Un film-noir de Chu Yuan, pas vraiment convaincant...
Chu Yuan n'a pas fait que dans le wu xia pian, la preuve avec ce Big Hold-Up, sorte de faux polar tendant à mettre en avant les états d'âmes d'une bande de malfrats finalement pas si mauvais.
L'histoire : Un gang formé d'une ex-star du cinéma kung-fu (Chen Kuan-Tai), d'un ancien pilote automobile dont l'épouse est atteinte d'une maladie incurable, d'un jeune rebelle fauché (Danny Lee), ainsi qu'un jeune homme (Yueh Hua) qui souhaite payer les dettes que son frère toxicomane doit à une triade, dérobe l'argent d'un convoyeur de fond. Ils confient le fruit de leur larcin au meneur de la bande et décident d'aller se réfugier à l'étranger le temps que l'affaire se tasse. Manque de bol, la police les attend à l'aéroport et ils sont obligés de fuir. S'en suit une course-poursuite sans répit dans la nuit.
Le film sera exclusivement basé sur cette traque, proposant de suivre les cinq malfrats tentant de justifier leur larcin en se narrant réciproquement tous les petits désagréments que la vie a placé sur leur chemin respectif.
C'est là que le bât blesse. Chu Yuan dévie totalement de sa ligne de conduite initiale pour se réfugier dans une sorte d'étude psychologique redondante à la limite de la parodie. Poussée dans ses derniers retranchements par tout un tas d'artifices naïfs, l'étude psychologique en devient presque involontairement comique. L'idée en soit n'était pas mauvaise et peut faire penser à certains films noirs de la grande époque du film noir américain, mais Chu Yuan ne semble pas vouloir donner de profondeur à ses personnages et préfère s'enfermer dans une sorte de mélodrame larmoyant où chacun raconte ses petits malheurs. D'ailleurs c'est en ce sens que le film perd de son intérêt.
A part ça l'esthétisme kitsch cher au réalisateur de The Magic Blade est toujours de mise. Le film se déroulant exclusivement de nuit, les scénes nocturnes sont particulièrement réussies au niveau des éclairages notamment. Autre intérêt tendant à limiter la casse à défaut du casse qui lui est filmé assez mollement, les flash-backs qui jalonnent le film sont filmés avec une grande maîtrise. Proposant à chacun des protagonistes la narration des malheurs de leur existence les ayant poussé à commettre l'irréparable. On a d'ailleurs l'occasion de voir Chen Kuan-Tai, dans le rôle d'une ex-star de cinéma kung-fu déchue après un accident sur un tournage. On peut d'ailleurs entrapercevoir un extrait de Boxer from Shantung.

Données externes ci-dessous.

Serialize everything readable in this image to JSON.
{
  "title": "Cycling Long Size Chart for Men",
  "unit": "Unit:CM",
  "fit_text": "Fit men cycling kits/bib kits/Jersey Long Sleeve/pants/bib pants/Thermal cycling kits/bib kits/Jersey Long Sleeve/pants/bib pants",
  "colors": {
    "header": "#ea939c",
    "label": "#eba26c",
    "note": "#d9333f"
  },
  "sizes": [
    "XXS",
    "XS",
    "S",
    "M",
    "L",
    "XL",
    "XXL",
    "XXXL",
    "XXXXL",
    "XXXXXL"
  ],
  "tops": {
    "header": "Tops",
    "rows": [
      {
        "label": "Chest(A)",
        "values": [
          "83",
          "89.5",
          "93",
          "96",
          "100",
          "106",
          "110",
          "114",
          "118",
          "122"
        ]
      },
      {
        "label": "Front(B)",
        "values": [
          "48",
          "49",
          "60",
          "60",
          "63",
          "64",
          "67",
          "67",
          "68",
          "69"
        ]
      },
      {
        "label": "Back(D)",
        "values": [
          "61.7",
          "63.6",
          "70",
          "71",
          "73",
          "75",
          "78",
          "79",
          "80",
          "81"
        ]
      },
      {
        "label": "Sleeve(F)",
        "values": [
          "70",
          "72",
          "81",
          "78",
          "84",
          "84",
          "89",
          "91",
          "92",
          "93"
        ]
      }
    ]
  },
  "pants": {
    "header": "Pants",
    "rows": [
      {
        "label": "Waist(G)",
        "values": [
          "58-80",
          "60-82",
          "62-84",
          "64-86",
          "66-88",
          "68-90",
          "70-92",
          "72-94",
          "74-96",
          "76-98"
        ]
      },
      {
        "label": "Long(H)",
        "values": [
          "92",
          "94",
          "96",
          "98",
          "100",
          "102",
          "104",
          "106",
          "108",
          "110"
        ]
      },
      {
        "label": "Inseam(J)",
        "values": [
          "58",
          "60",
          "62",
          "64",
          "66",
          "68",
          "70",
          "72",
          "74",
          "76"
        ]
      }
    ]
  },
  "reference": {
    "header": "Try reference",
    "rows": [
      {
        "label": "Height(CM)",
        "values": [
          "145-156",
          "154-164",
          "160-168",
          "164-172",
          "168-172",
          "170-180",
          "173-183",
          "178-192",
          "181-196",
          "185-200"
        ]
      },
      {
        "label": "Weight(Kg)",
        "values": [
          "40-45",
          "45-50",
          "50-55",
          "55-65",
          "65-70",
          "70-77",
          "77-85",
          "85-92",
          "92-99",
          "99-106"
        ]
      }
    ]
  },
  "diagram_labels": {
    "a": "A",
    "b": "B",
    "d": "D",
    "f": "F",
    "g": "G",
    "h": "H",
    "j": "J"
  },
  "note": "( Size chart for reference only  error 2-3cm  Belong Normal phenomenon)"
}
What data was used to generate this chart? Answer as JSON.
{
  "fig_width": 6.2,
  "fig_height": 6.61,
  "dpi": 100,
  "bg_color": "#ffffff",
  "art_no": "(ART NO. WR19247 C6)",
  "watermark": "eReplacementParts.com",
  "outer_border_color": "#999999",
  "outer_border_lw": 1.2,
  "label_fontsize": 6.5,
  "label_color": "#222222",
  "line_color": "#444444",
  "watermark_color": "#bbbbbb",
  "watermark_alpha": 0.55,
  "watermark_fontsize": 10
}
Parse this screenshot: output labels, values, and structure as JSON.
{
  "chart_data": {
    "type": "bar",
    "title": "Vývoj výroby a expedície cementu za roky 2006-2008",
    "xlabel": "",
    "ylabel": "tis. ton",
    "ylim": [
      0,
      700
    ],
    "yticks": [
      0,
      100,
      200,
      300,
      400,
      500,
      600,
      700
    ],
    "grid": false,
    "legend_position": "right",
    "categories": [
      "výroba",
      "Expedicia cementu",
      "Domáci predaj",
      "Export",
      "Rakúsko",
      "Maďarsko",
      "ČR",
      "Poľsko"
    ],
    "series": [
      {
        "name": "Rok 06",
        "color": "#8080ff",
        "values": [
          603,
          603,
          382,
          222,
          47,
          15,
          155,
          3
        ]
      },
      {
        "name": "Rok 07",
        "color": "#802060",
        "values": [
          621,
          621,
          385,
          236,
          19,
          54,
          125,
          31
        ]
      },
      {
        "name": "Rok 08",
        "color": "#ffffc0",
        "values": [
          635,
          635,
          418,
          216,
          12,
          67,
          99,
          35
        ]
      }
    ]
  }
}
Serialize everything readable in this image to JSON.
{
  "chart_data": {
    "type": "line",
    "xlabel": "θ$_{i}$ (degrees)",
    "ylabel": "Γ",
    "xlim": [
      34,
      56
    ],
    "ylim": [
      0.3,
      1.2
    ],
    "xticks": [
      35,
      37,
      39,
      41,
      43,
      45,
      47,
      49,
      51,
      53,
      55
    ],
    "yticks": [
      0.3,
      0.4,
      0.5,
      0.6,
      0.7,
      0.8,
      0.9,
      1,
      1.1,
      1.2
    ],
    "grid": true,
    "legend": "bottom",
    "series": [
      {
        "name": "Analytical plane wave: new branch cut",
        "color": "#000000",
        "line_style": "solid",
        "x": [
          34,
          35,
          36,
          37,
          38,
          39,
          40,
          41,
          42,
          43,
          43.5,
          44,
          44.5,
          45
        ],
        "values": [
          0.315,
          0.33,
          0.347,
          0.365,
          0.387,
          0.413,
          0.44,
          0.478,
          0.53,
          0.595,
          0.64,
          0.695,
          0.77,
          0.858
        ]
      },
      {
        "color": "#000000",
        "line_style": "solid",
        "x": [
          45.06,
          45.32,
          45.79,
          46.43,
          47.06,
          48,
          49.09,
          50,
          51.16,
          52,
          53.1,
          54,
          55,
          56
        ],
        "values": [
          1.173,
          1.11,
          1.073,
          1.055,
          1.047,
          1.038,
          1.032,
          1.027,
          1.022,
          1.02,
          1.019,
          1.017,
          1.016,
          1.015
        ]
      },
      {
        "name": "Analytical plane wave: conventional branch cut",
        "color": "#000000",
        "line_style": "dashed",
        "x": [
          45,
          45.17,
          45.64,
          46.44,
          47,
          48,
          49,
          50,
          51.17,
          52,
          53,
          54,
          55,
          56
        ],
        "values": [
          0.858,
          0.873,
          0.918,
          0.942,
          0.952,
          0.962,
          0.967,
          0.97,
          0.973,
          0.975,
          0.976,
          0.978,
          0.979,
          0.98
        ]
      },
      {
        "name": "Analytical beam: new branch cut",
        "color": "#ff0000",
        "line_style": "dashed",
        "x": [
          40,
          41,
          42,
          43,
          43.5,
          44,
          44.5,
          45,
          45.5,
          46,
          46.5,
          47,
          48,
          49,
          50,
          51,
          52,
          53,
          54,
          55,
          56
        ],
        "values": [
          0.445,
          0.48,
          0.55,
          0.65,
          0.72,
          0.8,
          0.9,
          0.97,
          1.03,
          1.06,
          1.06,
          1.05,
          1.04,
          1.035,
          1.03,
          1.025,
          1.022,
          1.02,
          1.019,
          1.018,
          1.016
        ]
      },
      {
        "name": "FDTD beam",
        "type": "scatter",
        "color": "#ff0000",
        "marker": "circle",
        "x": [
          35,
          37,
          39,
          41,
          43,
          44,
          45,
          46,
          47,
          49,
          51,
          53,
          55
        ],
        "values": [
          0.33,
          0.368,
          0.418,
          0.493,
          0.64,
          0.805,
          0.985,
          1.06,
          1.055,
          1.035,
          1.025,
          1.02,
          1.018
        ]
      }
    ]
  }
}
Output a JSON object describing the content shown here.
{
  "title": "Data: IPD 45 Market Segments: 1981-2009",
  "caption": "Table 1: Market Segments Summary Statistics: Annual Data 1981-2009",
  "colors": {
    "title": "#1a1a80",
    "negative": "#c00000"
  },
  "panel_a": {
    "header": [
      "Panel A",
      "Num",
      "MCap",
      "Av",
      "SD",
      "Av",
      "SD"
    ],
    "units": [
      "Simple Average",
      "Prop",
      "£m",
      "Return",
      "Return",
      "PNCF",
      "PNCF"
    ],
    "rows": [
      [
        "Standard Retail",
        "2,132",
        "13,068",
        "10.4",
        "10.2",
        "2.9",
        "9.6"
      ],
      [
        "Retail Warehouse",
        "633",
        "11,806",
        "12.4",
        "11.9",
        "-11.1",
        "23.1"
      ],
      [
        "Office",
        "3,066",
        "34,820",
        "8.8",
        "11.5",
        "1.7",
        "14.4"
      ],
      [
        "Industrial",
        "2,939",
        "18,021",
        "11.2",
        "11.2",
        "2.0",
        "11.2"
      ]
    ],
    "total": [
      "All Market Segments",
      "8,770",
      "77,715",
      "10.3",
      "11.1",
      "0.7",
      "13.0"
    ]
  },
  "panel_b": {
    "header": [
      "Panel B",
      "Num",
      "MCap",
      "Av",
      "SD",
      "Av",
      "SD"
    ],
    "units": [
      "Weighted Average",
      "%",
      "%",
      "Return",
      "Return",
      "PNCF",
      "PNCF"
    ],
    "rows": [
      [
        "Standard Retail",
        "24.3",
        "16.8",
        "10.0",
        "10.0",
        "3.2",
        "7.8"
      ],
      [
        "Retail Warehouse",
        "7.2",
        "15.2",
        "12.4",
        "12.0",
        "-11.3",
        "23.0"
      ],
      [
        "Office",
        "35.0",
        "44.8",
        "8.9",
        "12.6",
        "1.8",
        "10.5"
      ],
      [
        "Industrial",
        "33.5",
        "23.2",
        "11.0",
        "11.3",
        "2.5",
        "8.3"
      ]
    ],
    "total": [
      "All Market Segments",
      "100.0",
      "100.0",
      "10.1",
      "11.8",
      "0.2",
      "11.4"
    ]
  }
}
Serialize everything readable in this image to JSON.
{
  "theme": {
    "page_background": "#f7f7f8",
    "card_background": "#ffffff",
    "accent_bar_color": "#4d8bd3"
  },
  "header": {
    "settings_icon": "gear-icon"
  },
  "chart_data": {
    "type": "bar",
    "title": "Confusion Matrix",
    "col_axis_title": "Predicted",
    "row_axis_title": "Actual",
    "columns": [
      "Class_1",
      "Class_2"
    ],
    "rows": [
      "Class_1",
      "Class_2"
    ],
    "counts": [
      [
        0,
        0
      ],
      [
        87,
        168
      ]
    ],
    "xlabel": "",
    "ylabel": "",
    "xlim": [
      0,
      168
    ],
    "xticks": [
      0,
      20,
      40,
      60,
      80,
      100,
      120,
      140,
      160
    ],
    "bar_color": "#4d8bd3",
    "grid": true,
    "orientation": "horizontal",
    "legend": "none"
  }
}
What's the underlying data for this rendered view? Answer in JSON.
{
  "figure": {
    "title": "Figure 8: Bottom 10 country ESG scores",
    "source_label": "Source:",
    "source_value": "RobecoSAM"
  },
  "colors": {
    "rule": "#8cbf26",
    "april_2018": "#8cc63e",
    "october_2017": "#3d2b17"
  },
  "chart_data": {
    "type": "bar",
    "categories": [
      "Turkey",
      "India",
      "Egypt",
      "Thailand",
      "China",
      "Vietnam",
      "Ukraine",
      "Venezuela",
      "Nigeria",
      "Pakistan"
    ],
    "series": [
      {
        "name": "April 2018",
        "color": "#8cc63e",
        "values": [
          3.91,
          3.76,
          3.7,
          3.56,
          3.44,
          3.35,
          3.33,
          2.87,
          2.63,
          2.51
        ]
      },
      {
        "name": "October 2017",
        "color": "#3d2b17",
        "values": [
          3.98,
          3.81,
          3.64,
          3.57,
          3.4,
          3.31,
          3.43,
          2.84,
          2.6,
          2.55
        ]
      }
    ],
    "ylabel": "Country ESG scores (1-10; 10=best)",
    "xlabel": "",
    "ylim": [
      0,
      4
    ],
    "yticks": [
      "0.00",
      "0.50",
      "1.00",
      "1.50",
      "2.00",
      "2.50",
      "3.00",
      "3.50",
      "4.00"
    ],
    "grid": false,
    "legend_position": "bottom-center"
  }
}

Au final, d'un film-noir à la profondeur psychologique, on passe à un mélodrame trop exacerbé et poussé dans ses derniers retranchements. Un film très décevant de la part du grand réalisateur de Killer Clans et Jade Tiger. Intéressant esthétiquement et pour sa distribution, mais très en-deça des attentes que laissait présager le concept de départ.